113 stars 27 forks source link

Add encoding option for CravatFile #141

Closed skanderson closed 1 year ago

skanderson commented 1 year ago

Optional encoding parameter to specify character encoding for files that we wrote to prevent detection errors with chardet

skanderson commented 1 year ago

Fix for #47

Temporary files had a chance of being read with the wrong character encoding if only a small number of unicode characters are present. chardet is being used to determine character encoding, but it can detect incorrectly if there is not enough information. Since we're writing the temp files ourselves with 'utf-8' encoding, we can know the encoding for certain when we read it back to complete the annotation.

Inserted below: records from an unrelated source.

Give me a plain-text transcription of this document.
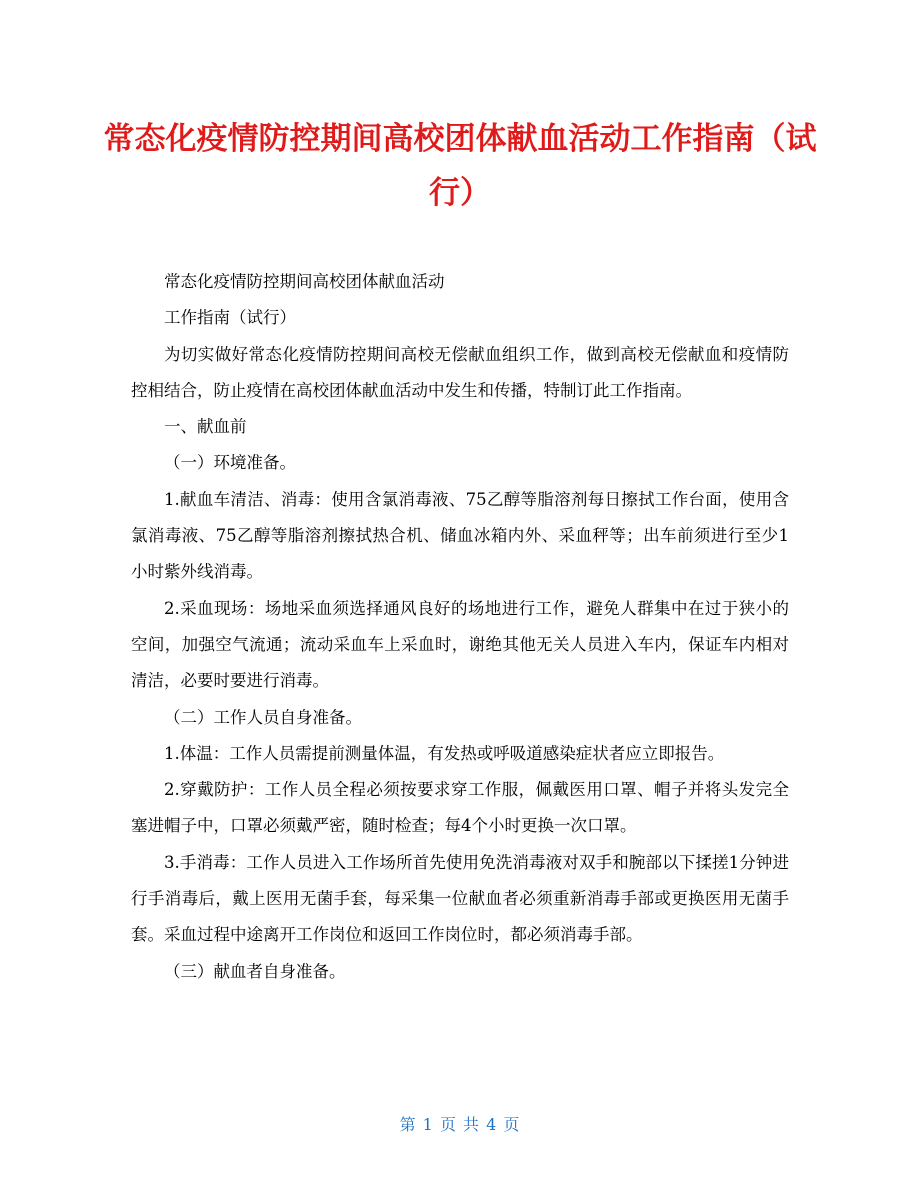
常态化疫情防控期间高校团体献血活动工作指南（试行）

常态化疫情防控期间高校团体献血活动

工作指南（试行）

为切实做好常态化疫情防控期间高校无偿献血组织工作，做到高校无偿献血和疫情防控相结合，防止疫情在高校团体献血活动中发生和传播，特制订此工作指南。

一、献血前

（一）环境准备。

1.献血车清洁、消毒：使用含氯消毒液、75乙醇等脂溶剂每日擦拭工作台面，使用含氯消毒液、75乙醇等脂溶剂擦拭热合机、储血冰箱内外、采血秤等；出车前须进行至少1小时紫外线消毒。

2.采血现场：场地采血须选择通风良好的场地进行工作，避免人群集中在过于狭小的空间，加强空气流通；流动采血车上采血时，谢绝其他无关人员进入车内，保证车内相对清洁，必要时要进行消毒。

（二）工作人员自身准备。

1.体温：工作人员需提前测量体温，有发热或呼吸道感染症状者应立即报告。

2.穿戴防护：工作人员全程必须按要求穿工作服，佩戴医用口罩、帽子并将头发完全塞进帽子中，口罩必须戴严密，随时检查；每4个小时更换一次口罩。

3.手消毒：工作人员进入工作场所首先使用免洗消毒液对双手和腕部以下揉搓1分钟进行手消毒后，戴上医用无菌手套，每采集一位献血者必须重新消毒手部或更换医用无菌手套。采血过程中途离开工作岗位和返回工作岗位时，都必须消毒手部。

（三）献血者自身准备。

第 1 页 共 4 页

kmoad commented 1 year ago

Since CravatWriter defaults to utf-8, I think we can default to reading utf-8 in CravatReader. Instead of defaulting to chardet, and setting utf-8 in aggregator.py. This would fix encoding issues for other uses of CravatReader as well.

The assumption that encoding was unknown probably dates back to a time when the .var files could stay on disk and be reused. Made sense to force writer to utf-8 but let reader use chardet for backwards compatability.

skanderson commented 1 year ago

@kmoad I have updated the branch to set the default encoding to 'utf-8' for CravatReader. With this change, any CravatReader that reads a file from an unknown source should be defined with encoding=None to allow chardet to detect the encoding. Defaulting to 'utf-8' will work smoothly with any with any file that we generate with CravatWriter.